Before bottling beer, brewers need to raise capital
If it seems like another Maryland brewery’s product pops up in the beer fridge at the local liquor store every other week, that’s probably true. But before the neighborhood brewer can begin bottling and selling his own product statewide, he probably needs to raise capital and build infrastructure.
Greg Weiner and Lauren Ades, lawyers at Pessin Katz Law P.A., have been helping startup brewers raise capital in private offerings, letting them maintain their business flexibility without having to rely on commercial loans from banks.
Weiner and Ades got into brewing when Adam Benesch came to Ades, a friend, to ask for help with raising private equity for Union Craft Brewing. From there, word of mouth spread in the collaborative brewing community and Weiner and Ades have handled several more brewing deals, including Monument City Brewing and Baltimore Whiskey.
It was a natural fit for Ades and Weiner, whose practice normally lies in the formation of companies, contracts between companies and vendors, leases, employees and venture capital. But beyond that, they like these companies and what these companies are doing.
“This is our juice,” Weiner said. “We love doing this work. … I’m a recovering entrepreneur. I wasn’t hatched a lawyer. … It’s not us just sitting behind a desk and this is the drudgery of practicing law. We look for this work and we love it, and I think people can feel it.”
None of the breweries Ades and Weiner have worked with have failed yet, and they only see the business continuing to grow. But there’s a reason that none have failed. By the time brewers get to Weiner and Ades, they have already formed most of their business. They might even have some investors lined up, but need to get their ducks in a row.
For Benesch, Union had almost a year run up before they even started brewing.
“A lot of it was uncharted territory at that point,” he said. “We did have a need to raise capital. … It all comes down to just doing your diligence and running through all the different scenarios figuring the right amount of capital to raise.”

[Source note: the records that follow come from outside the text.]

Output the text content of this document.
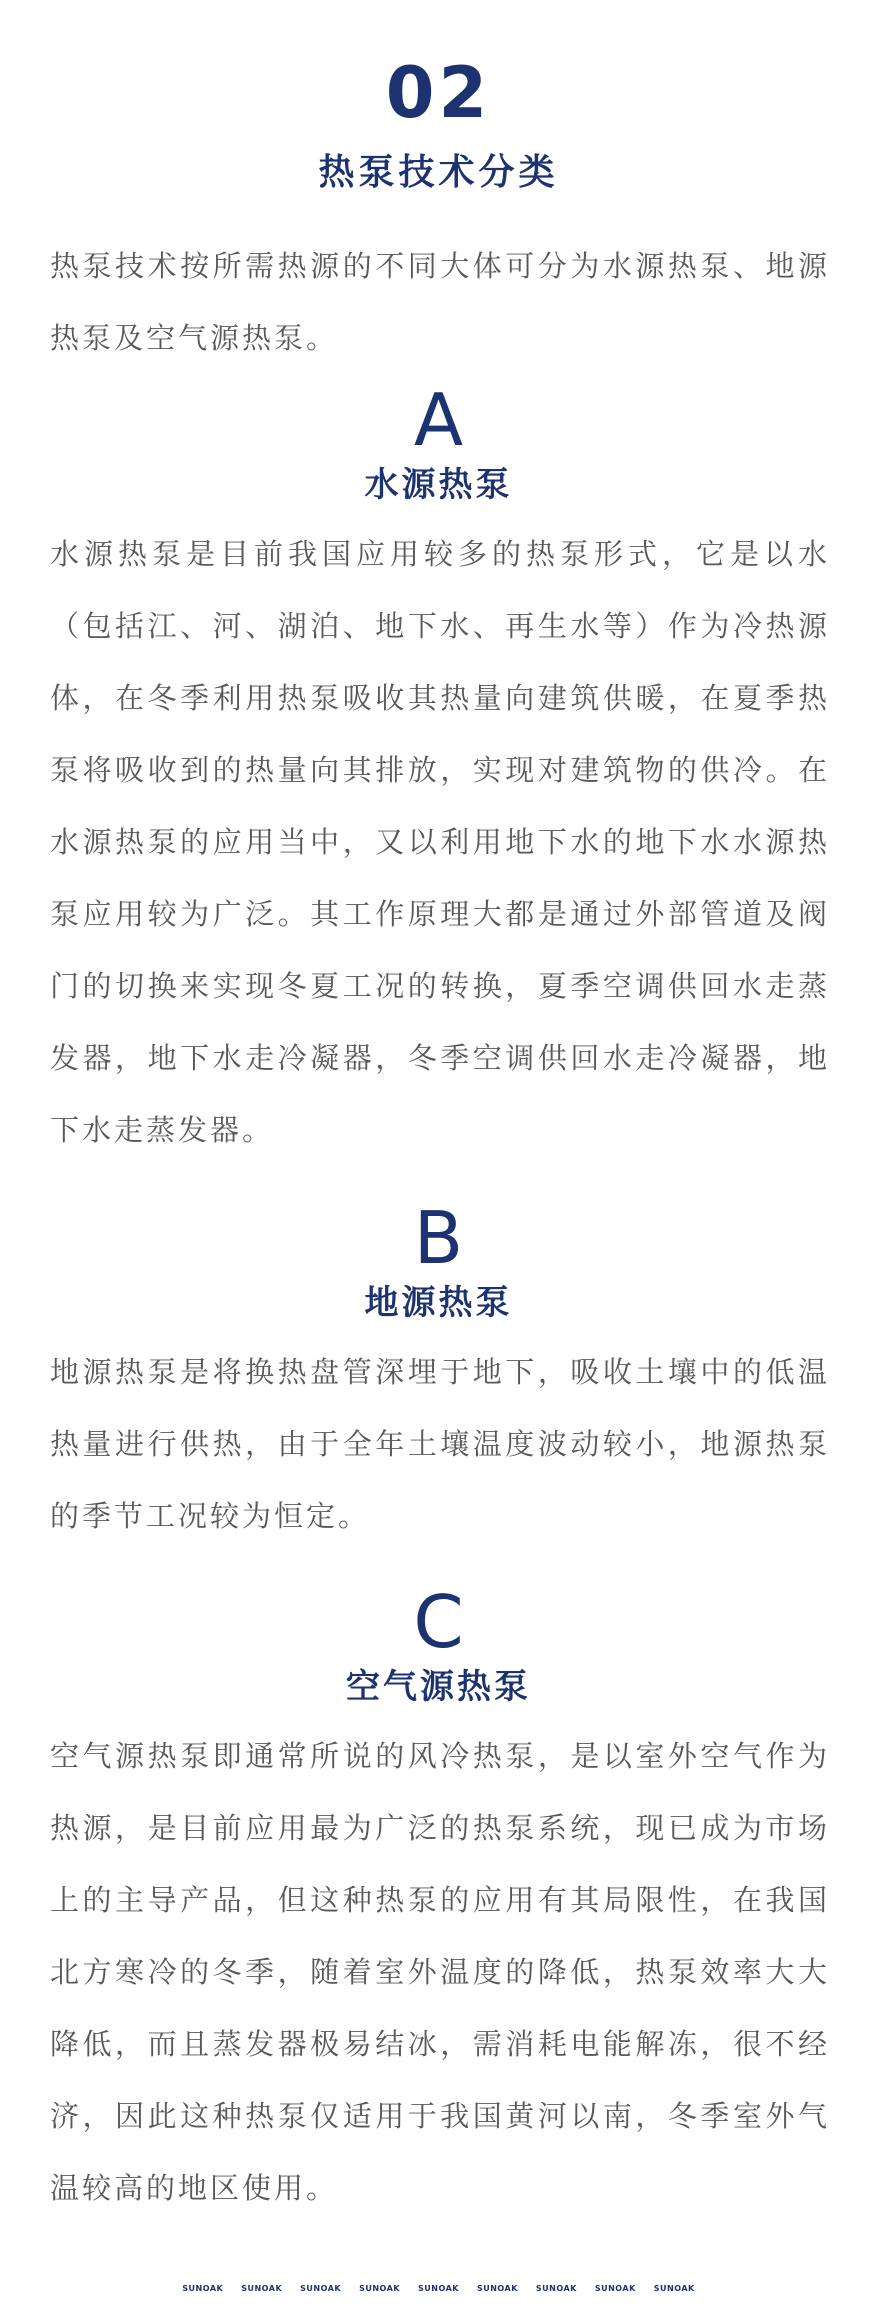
02
热泵技术分类

热泵技术按所需热源的不同大体可分为水源热泵、地源热泵及空气源热泵。

A
水源热泵

水源热泵是目前我国应用较多的热泵形式，它是以水（包括江、河、湖泊、地下水、再生水等）作为冷热源体，在冬季利用热泵吸收其热量向建筑供暖，在夏季热泵将吸收到的热量向其排放，实现对建筑物的供冷。在水源热泵的应用当中，又以利用地下水的地下水水源热泵应用较为广泛。其工作原理大都是通过外部管道及阀门的切换来实现冬夏工况的转换，夏季空调供回水走蒸发器，地下水走冷凝器，冬季空调供回水走冷凝器，地下水走蒸发器。

B
地源热泵

地源热泵是将换热盘管深埋于地下，吸收土壤中的低温热量进行供热，由于全年土壤温度波动较小，地源热泵的季节工况较为恒定。

C
空气源热泵

空气源热泵即通常所说的风冷热泵，是以室外空气作为热源，是目前应用最为广泛的热泵系统，现已成为市场上的主导产品，但这种热泵的应用有其局限性，在我国北方寒冷的冬季，随着室外温度的降低，热泵效率大大降低，而且蒸发器极易结冰，需消耗电能解冻，很不经济，因此这种热泵仅适用于我国黄河以南，冬季室外气温较高的地区使用。

SUNOAK SUNOAK SUNOAK SUNOAK SUNOAK SUNOAK SUNOAK SUNOAK SUNOAK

That due diligence is essential to having a successful equity round, Weiner said. He likes startups to have three different areas of expertise on their team. Not everyone on the team has to be an owner, but they need to cover all of the bases.
The first, probably most important person for the industry is the person who knows the business — probably a master brewer — who really knows the craft beer market. Second, every team has to have a business-minded person who can do things like shop for equipment and negotiate a lease. Finally, every team has to have someone who can help with the regulatory issues and the financial issues.
Once a team has all of those elements, the capital comes in. And capital is pretty important to companies, which need to lease space and buy equipment, or at the very least pay to have existing companies brew their product, an arrangement known as gypsy brewing.
For most of these brewers, securing that startup money through a loan can be difficult, because there is almost nothing they can use as collateral. But luckily, there has not been an absence of investors willing to buy a piece of a craft brewery.
Weiner attributes most of the interest to affinity groups, people who want to invest not because of the money-making opportunity, but because they really like craft beer. It would be like a billionaire buying a basketball team, just a lot cheaper than the $2.2 billion the Houston Rockets sold for this week.
“You have people that want to own a piece of that pie,” Ades said. “For not a huge investment, relative to some other investments, they can own a part of it.”
Typically, these investment rounds look to raise around $1 million, with a minimum investment of between $25,000 and $30,000. And most of the investors tend to be family and friends.
Benesch found his investors at Ravens games.
“A lot of people came from my Ravens tailgate,” he said. “I was always bringing beers for people to try at my tailgate. … When the time came to talk about actually raising money, these people knew that this guy actually knows what he’s talking about.”
After that Union deal, more brewers came to Ades and Weiner, relying on a collaborative community that wants to see more breweries pop up.
“It really is different,” Benesch said. “It’s just how it is and I think that’s part of how the craft beer industry has been able to grow, because it is a community.”
Once these breweries get to Weiner and Ades, they work through a lot of the details they need to raise money. What type of company do they want to form? (Most choose an LLC because of the flexibility it offers.) What type of investments will they take? Will investors get voting shares? What type of return will they get and when will they get it? The answers can vary from brewery to brewery.
Weiner and Ades could probably stay busy working with breweries for a while. They try to work on around two brewery projects at a time. And from what he has seen of the business, Weiner does not see a slowdown happening anytime soon.